Kemerdekaan sejati adalah ketika kita memerdekakan pikiran dari kebodohan, membebaskan hati dari kesombongan, dan mengikat jiwa dengan kebenaran. Untuk itu, kita memerlukan antara lain:

1. Ilmu yang menjadi kewajiban, bukan sekadar hobi.

2. Karakter kritis yang berani bertanya dan mencari jawaban.

3. Semangat gotong royong intelektual untuk membangun bangsa bersama.

4. Iman yang menjadi pengarah setiap langkah ilmu.

Imam Syafi’i رحمه الله berkata:
من أراد الدنيا فعليه بالعلم، ومن أراد الآخرة فعليه بالعلم، ومن أرادهما معًا فعليه بالعلم
“Barang siapa menginginkan dunia, hendaklah ia memiliki ilmu. Barang siapa menginginkan akhirat, hendaklah ia memiliki ilmu. Dan barang siapa menginginkan keduanya, hendaklah ia memiliki ilmu.”

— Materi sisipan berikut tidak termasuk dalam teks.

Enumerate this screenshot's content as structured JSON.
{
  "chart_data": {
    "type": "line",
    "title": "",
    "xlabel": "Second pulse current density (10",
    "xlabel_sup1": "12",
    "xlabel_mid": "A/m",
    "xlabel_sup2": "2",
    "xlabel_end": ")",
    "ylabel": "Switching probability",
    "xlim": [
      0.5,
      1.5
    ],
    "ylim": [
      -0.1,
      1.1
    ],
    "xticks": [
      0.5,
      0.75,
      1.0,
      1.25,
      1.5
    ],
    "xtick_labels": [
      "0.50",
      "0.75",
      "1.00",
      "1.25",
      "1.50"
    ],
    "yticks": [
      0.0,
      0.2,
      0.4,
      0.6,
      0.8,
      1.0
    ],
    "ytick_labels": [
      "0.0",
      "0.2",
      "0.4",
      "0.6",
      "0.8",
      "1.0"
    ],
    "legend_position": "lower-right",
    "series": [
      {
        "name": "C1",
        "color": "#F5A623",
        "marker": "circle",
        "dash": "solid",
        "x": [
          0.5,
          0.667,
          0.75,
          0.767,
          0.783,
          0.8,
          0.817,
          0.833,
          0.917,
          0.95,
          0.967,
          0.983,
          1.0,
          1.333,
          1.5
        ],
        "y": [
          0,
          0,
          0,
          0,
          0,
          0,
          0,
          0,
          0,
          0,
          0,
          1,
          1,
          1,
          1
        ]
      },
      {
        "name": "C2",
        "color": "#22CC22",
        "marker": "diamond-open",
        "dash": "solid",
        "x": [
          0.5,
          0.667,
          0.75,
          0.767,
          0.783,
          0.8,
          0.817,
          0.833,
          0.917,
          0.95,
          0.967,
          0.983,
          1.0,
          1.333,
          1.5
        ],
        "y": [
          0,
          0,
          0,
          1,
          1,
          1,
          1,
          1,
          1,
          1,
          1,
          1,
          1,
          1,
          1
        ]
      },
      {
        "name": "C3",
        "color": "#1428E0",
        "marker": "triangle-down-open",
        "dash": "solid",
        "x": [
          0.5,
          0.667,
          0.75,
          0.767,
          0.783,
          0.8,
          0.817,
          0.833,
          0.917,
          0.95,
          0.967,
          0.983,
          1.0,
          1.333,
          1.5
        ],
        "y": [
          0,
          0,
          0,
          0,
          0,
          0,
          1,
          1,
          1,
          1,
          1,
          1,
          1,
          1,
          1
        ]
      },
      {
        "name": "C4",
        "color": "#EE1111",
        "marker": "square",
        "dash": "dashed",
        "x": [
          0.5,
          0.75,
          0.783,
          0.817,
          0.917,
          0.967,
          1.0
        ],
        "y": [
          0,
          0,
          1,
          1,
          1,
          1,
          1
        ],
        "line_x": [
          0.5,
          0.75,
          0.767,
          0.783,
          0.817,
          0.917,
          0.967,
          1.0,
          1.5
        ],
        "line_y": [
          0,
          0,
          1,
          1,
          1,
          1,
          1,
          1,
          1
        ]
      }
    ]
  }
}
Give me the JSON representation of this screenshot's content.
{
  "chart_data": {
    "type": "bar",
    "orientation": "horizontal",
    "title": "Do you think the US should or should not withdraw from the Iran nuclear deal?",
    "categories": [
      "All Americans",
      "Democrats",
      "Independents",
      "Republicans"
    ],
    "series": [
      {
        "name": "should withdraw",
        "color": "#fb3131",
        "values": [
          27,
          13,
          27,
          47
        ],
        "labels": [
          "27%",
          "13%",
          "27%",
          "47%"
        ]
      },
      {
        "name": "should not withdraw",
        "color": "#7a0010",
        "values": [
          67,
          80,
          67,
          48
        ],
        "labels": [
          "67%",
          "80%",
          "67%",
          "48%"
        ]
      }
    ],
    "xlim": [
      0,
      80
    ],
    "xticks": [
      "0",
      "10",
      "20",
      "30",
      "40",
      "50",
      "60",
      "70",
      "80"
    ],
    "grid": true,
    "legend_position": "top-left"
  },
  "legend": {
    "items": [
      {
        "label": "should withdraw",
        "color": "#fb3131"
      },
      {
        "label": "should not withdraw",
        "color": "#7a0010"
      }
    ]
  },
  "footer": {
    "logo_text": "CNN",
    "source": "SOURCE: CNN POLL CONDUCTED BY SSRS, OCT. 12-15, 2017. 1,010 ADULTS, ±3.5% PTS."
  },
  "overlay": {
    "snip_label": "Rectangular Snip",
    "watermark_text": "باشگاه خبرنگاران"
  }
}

Doa agar meraih kemerdekaan sejati dan lepas dari pahitnya kebodohan

اللَّهُمَّ نَوِّرْ عُقُولَنَا بِنُورِ الْعِلْمِ، وَأَطْلِقْ قُلُوبَنَا مِنْ قُيُودِ الْجَهْلِ، وَأَعِذْنَا مِنْ ذُلِّ الكَسَلِ وَالْغَفْلَةِ، وَاجْعَلْنَا مِنْ قَوْمٍ تَحَرَّرُوا بِالْحَقِّ وَالعِلْمِ وَالإِيمَانِ، وَانْزِعْ عَنَّا رِبْقَةَ الجَهْلِ الَّذِي يَمْنَعُ الكَرَامَةَ وَالحُرِّيَّةَ.

“Ya Allah, terangilah akal kami dengan cahaya ilmu, bebaskan hati kami dari belenggu kebodohan, lindungilah kami dari kehinaan malas dan lalai. Jadikan kami bagian dari kaum yang merdeka dengan kebenaran, ilmu, dan iman. Cabutlah dari kami jerat kebodohan yang menghalangi kemuliaan dan kebebasan.”